Research Infrastructure
- An investment into research computing will expand and strengthen UVA’s Computing Infrastructure. The project will provide more reliable and resilient service for advanced high-performance computing clusters, helping maintain a level of computing resources that assists efforts to attract and retain top research faculty.
- The Multifunctional Materials Integration Initiative brings together more than 40 researchers developing materials and devices with unprecedented energy efficiency and functionality. As technologies become more powerful and pervasive, the need to better manage the energy they consume and produce becomes more important. New materials could be the key.
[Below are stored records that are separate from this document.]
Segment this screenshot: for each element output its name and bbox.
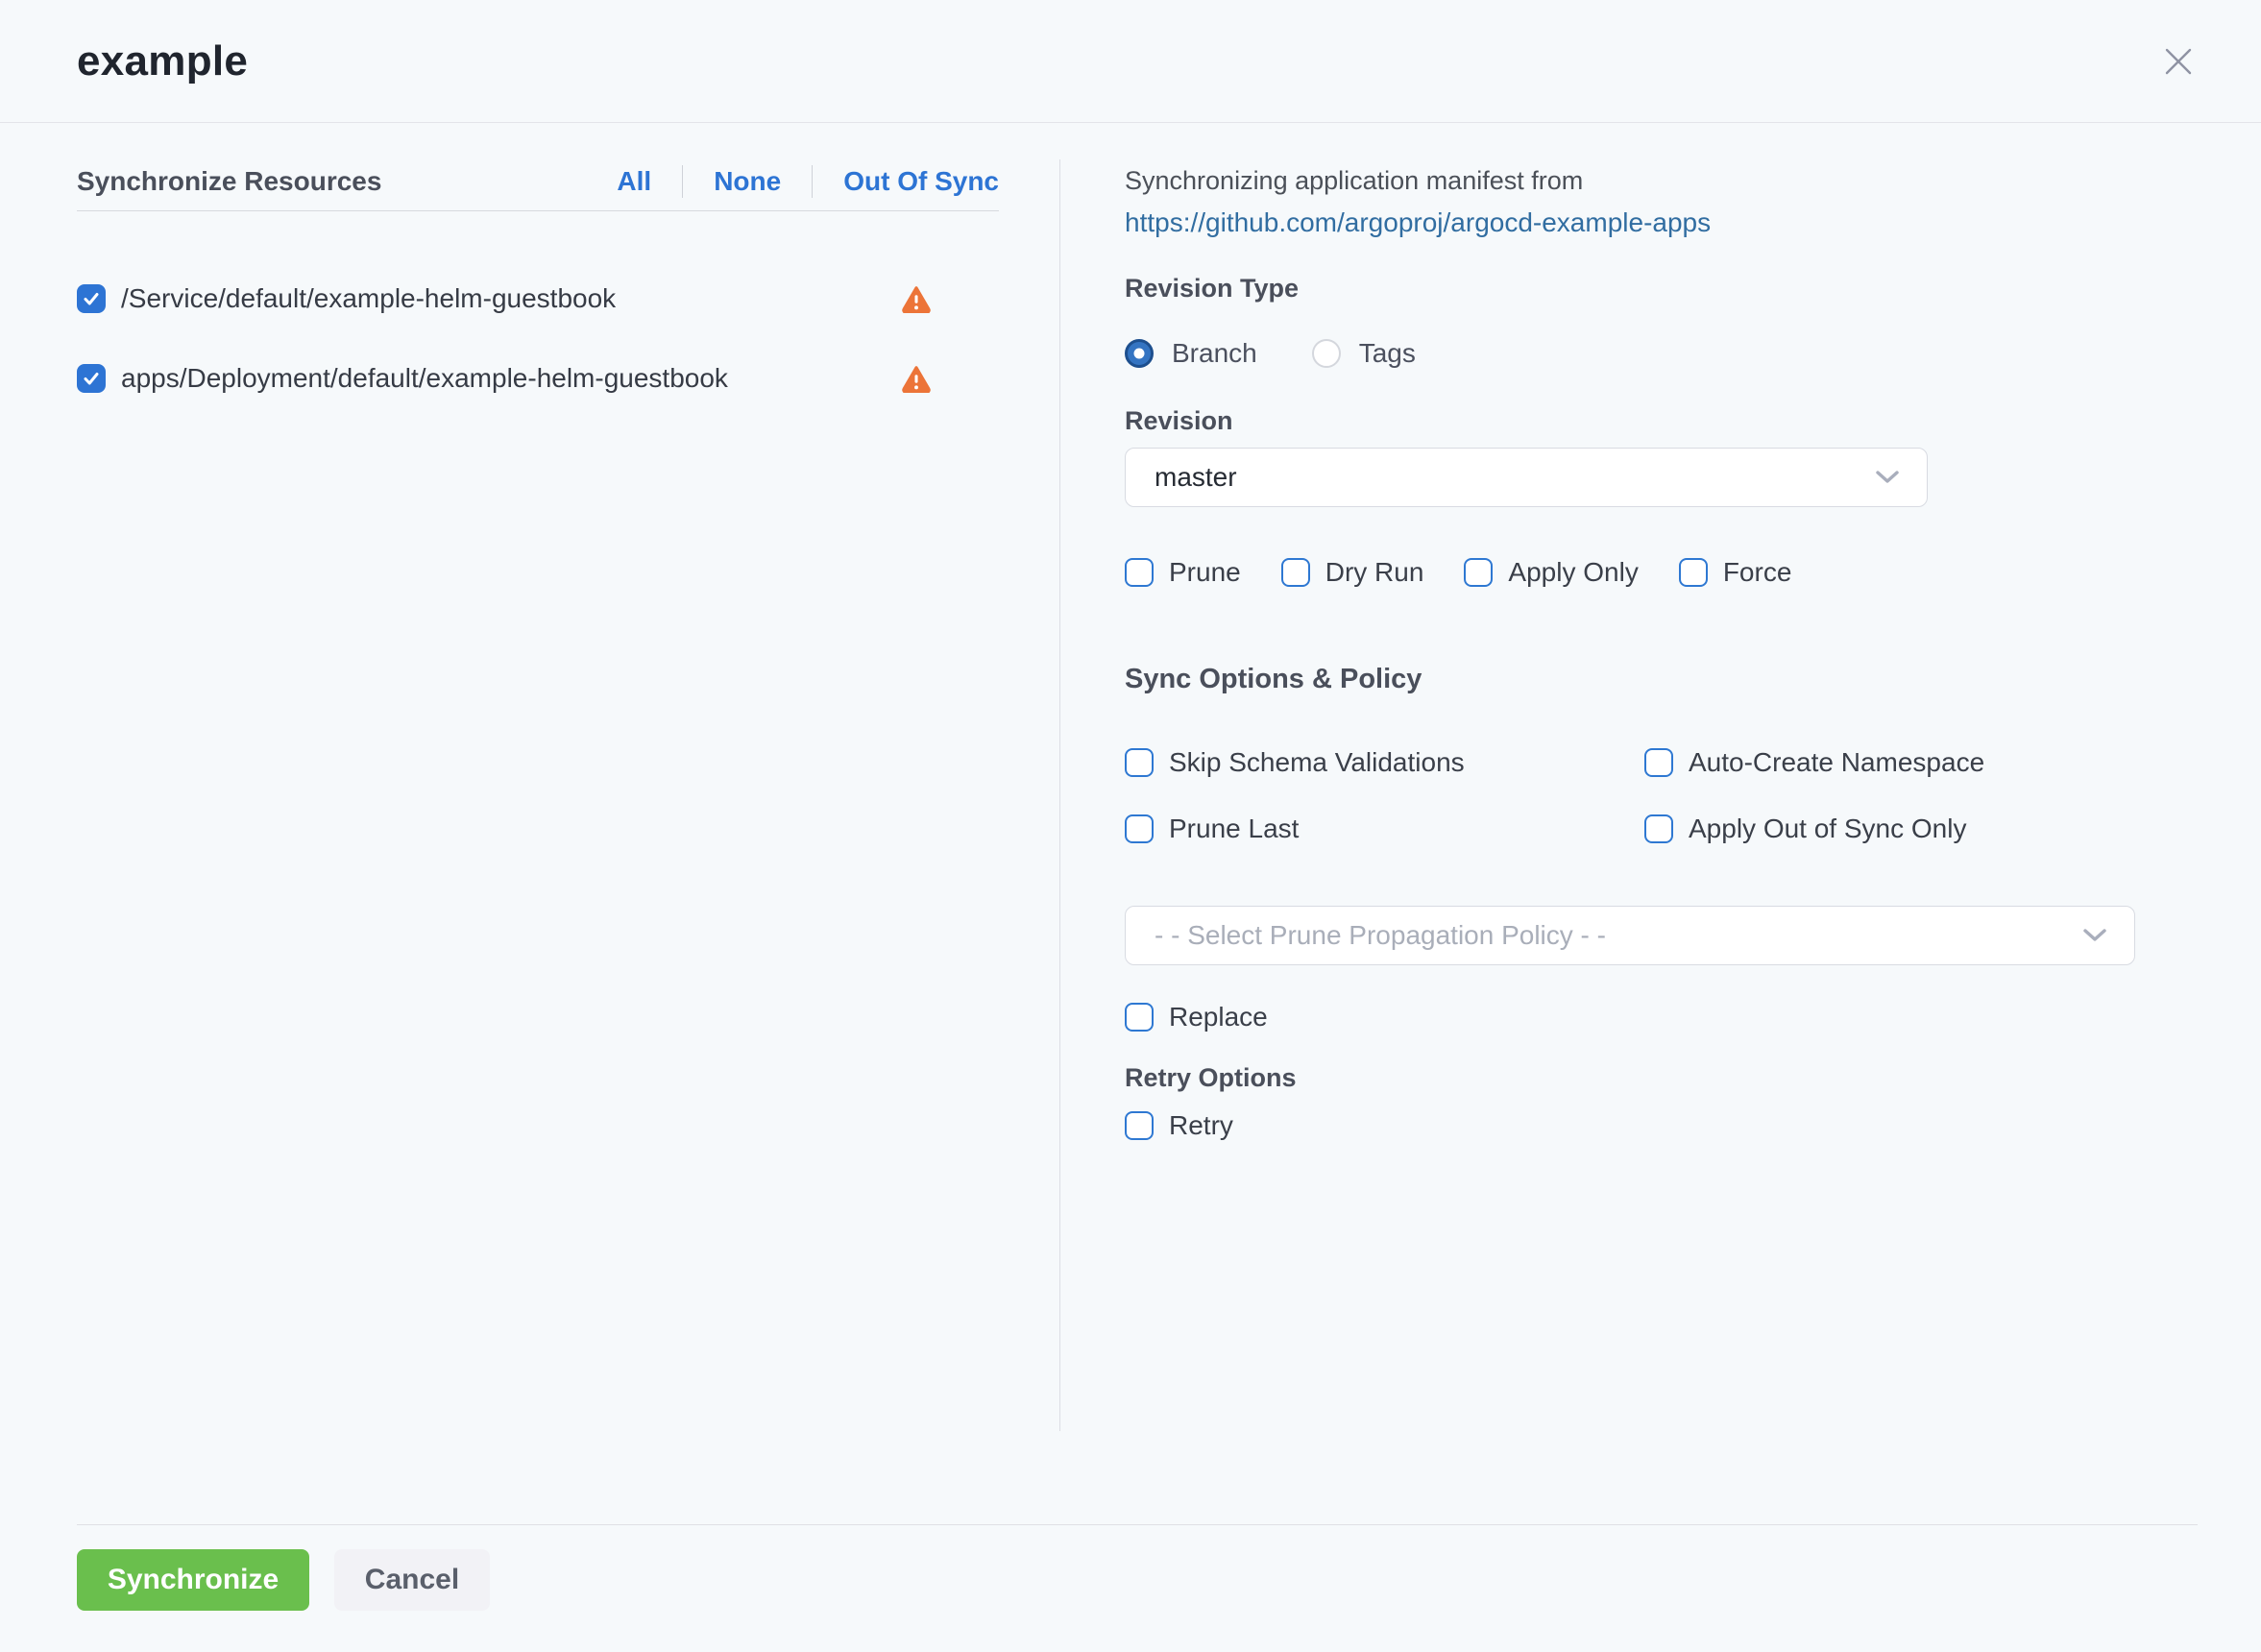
- filter-separator: [682, 165, 683, 198]
- resources-header: Synchronize Resources All None Out Of Sy…: [77, 161, 999, 211]
- warning-icon: [901, 364, 932, 393]
- sync-options-grid: Skip Schema Validations Auto-Create Name…: [1125, 747, 2135, 844]
- panel-divider: [1059, 159, 1060, 1431]
- sync-options-heading: Sync Options & Policy: [1125, 660, 2135, 698]
- radio-tags-label: Tags: [1359, 338, 1416, 369]
- modal-footer: Synchronize Cancel: [77, 1524, 2198, 1611]
- option-retry: Retry: [1125, 1110, 2135, 1141]
- filter-separator: [812, 165, 813, 198]
- revision-type-label: Revision Type: [1125, 269, 2135, 307]
- modal-header: example: [0, 0, 2261, 123]
- skip-schema-validations-checkbox[interactable]: [1125, 748, 1154, 777]
- radio-branch-label: Branch: [1172, 338, 1257, 369]
- resource-label: /Service/default/example-helm-guestbook: [121, 283, 616, 314]
- check-icon: [82, 289, 101, 308]
- apply-only-label: Apply Only: [1508, 557, 1638, 588]
- page-title: example: [77, 37, 248, 85]
- revision-type-options: Branch Tags: [1125, 334, 2135, 373]
- option-auto-create-namespace: Auto-Create Namespace: [1644, 747, 2135, 778]
- prune-last-label: Prune Last: [1169, 814, 1299, 844]
- flag-apply-only: Apply Only: [1464, 557, 1638, 588]
- resources-panel: Synchronize Resources All None Out Of Sy…: [77, 123, 999, 1141]
- apply-out-of-sync-only-checkbox[interactable]: [1644, 814, 1673, 843]
- cancel-button[interactable]: Cancel: [334, 1549, 490, 1611]
- retry-label: Retry: [1169, 1110, 1233, 1141]
- sync-flags: Prune Dry Run Apply Only Force: [1125, 557, 2135, 588]
- dry-run-label: Dry Run: [1325, 557, 1424, 588]
- option-prune-last: Prune Last: [1125, 814, 1644, 844]
- auto-create-namespace-label: Auto-Create Namespace: [1689, 747, 1984, 778]
- resource-row: apps/Deployment/default/example-helm-gue…: [77, 363, 999, 394]
- resource-checkbox[interactable]: [77, 284, 106, 313]
- close-icon[interactable]: [2159, 42, 2198, 81]
- replace-checkbox[interactable]: [1125, 1003, 1154, 1032]
- force-label: Force: [1723, 557, 1792, 588]
- flag-dry-run: Dry Run: [1281, 557, 1424, 588]
- apply-out-of-sync-only-label: Apply Out of Sync Only: [1689, 814, 1966, 844]
- resource-label: apps/Deployment/default/example-helm-gue…: [121, 363, 728, 394]
- prune-propagation-policy-select[interactable]: - - Select Prune Propagation Policy - -: [1125, 906, 2135, 965]
- prune-checkbox[interactable]: [1125, 558, 1154, 587]
- warning-icon: [901, 284, 932, 313]
- manifest-source-label: Synchronizing application manifest from: [1125, 161, 2135, 200]
- apply-only-checkbox[interactable]: [1464, 558, 1493, 587]
- replace-label: Replace: [1169, 1002, 1268, 1032]
- check-icon: [82, 369, 101, 388]
- resource-checkbox[interactable]: [77, 364, 106, 393]
- retry-checkbox[interactable]: [1125, 1111, 1154, 1140]
- resource-row: /Service/default/example-helm-guestbook: [77, 283, 999, 314]
- chevron-down-icon: [2082, 928, 2107, 943]
- option-replace: Replace: [1125, 1002, 2135, 1032]
- retry-options-heading: Retry Options: [1125, 1058, 2135, 1097]
- sync-modal: example Synchronize Resources All None O…: [0, 0, 2261, 1652]
- prune-propagation-policy-placeholder: - - Select Prune Propagation Policy - -: [1155, 920, 1606, 951]
- flag-force: Force: [1679, 557, 1792, 588]
- revision-select[interactable]: master: [1125, 448, 1928, 507]
- revision-select-value: master: [1155, 462, 1237, 493]
- skip-schema-validations-label: Skip Schema Validations: [1169, 747, 1465, 778]
- resources-heading: Synchronize Resources: [77, 166, 381, 197]
- auto-create-namespace-checkbox[interactable]: [1644, 748, 1673, 777]
- prune-label: Prune: [1169, 557, 1241, 588]
- synchronize-button[interactable]: Synchronize: [77, 1549, 309, 1611]
- resource-filters: All None Out Of Sync: [617, 165, 999, 198]
- radio-branch[interactable]: [1125, 339, 1154, 368]
- prune-last-checkbox[interactable]: [1125, 814, 1154, 843]
- option-skip-schema-validations: Skip Schema Validations: [1125, 747, 1644, 778]
- flag-prune: Prune: [1125, 557, 1241, 588]
- filter-out-of-sync[interactable]: Out Of Sync: [843, 166, 999, 197]
- revision-label: Revision: [1125, 401, 2135, 440]
- modal-content: Synchronize Resources All None Out Of Sy…: [0, 123, 2261, 1141]
- chevron-down-icon: [1875, 470, 1900, 485]
- dry-run-checkbox[interactable]: [1281, 558, 1310, 587]
- repo-link[interactable]: https://github.com/argoproj/argocd-examp…: [1125, 200, 1711, 246]
- sync-options-panel: Synchronizing application manifest from …: [1125, 123, 2135, 1141]
- filter-all[interactable]: All: [617, 166, 651, 197]
- radio-tags[interactable]: [1312, 339, 1341, 368]
- force-checkbox[interactable]: [1679, 558, 1708, 587]
- option-apply-out-of-sync-only: Apply Out of Sync Only: [1644, 814, 2135, 844]
- filter-none[interactable]: None: [714, 166, 781, 197]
Another promising area of research backed by this $10 million investment is in “manufactured senses,” such as artificial vision. The materials initiative will enable faculty to conduct competitive research in materials design, synthesis and characterization, while also facilitating hiring and retention of key faculty.
- The Center for Advanced Biomanufacturing will help UVA compete for new federal funding for tissue engineering and regenerative medicine. Applications include limb and organ replacement and treatment of birth defects and nerve damage. This $3 million investment in research infrastructure and equipment will advance these programs, accelerate translational research and support state-of-the-art tissue regenerative materials and tissue biofabrication.